After all “sin” is such a Christian word.
Not that Christians are the only people who deal with sin, but calling it that isn’t something that non-Christians regularly do.
They call it doing the wrong thing. Or making a mistake. Or an error in judgment.
But Christians realize that when God says we missed the mark (which is what sin means) it is much more serious than a commonplace phrase would suggest. So we call it what God calls it when we violate His commandments; we call it sin.
As I wrote about previously, the Christian should be focused on fighting sin. If that is our aim, it helps to know the reasons why we sin. What is the root cause of our inclination to not do what we know we ought, and to do the things we know we shouldn’t? (See Romans 7:15)

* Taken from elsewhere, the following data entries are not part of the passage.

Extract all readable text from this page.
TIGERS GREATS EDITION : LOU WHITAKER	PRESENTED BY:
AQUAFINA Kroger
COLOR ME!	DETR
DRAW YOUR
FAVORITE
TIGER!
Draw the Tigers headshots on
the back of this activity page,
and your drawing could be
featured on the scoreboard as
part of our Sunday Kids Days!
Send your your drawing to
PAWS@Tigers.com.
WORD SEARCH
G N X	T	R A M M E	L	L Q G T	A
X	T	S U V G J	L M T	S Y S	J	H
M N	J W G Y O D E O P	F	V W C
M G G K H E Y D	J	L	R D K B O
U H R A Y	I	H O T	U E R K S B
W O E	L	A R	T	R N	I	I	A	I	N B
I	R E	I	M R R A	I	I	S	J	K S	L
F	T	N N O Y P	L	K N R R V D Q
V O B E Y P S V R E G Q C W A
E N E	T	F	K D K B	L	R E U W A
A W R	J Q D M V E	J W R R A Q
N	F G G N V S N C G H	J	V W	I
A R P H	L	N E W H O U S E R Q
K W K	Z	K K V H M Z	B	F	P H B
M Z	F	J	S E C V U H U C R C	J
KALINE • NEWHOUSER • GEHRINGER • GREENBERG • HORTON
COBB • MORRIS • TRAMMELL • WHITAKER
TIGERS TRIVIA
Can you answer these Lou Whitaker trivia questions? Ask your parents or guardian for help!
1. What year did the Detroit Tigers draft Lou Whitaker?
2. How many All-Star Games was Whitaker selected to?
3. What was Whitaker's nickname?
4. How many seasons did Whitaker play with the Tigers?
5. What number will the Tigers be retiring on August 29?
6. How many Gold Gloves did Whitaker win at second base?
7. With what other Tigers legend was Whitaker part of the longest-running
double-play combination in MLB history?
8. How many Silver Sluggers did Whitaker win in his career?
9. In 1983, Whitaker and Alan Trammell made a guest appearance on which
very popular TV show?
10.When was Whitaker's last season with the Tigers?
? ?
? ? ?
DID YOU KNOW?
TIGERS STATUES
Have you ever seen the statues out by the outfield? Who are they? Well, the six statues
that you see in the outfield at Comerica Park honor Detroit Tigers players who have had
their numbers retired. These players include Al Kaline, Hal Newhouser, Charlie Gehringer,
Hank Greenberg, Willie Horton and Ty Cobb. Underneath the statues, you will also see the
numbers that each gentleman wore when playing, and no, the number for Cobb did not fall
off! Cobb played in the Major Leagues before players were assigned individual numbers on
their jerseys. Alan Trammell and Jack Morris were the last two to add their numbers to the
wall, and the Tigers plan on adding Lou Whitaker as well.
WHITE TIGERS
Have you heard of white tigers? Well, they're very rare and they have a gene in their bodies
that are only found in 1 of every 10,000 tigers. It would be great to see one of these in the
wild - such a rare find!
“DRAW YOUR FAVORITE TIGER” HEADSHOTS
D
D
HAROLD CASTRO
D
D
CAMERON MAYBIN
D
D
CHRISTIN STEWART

One of the most off-suggested causes is pride – and I think there’s a case to be made for that. After all, pride was the impetus for the first sin (See Isaiah 14:12-15), and pride is the little voice that says my way is better than God’s. However, if pride is the root cause, I think fear is the fertilizer. Fear is the prompting in our minds that says we can’t trust that God’s way is really the best way. This is what caused Eve’s stumble into the first disobedience. When the serpent said, “For God knows that when you eat of it your eyes will be opened, and you will be like God, knowing good and evil” (Gen. 3:5), Eve was afraid that maybe she was missing out. Maybe God really was keeping something from her. Maybe what her senses told her – the words of the serpent and the sight of the tempting fruit – was more trustworthy that a command that seemed without reason. And so she ate – not realizing that in giving into her fear, she know how to deal with the ultimate reason to be afraid – the righteous wrath of God.
We wonder if when God says “do not be anxious about anything“, He really knows how little would be accomplished if we didn’t fret over it.
When He tells us to wait, we fear that our dreams will go unrealized unless we act when the moment seems opportune to us.
When He says to obey Him, regardless of the consequences, we are afraid that He doesn’t know how painful that might be.
But He does.
And because of that, we no longer need to listen to fear’s prompting us to sin.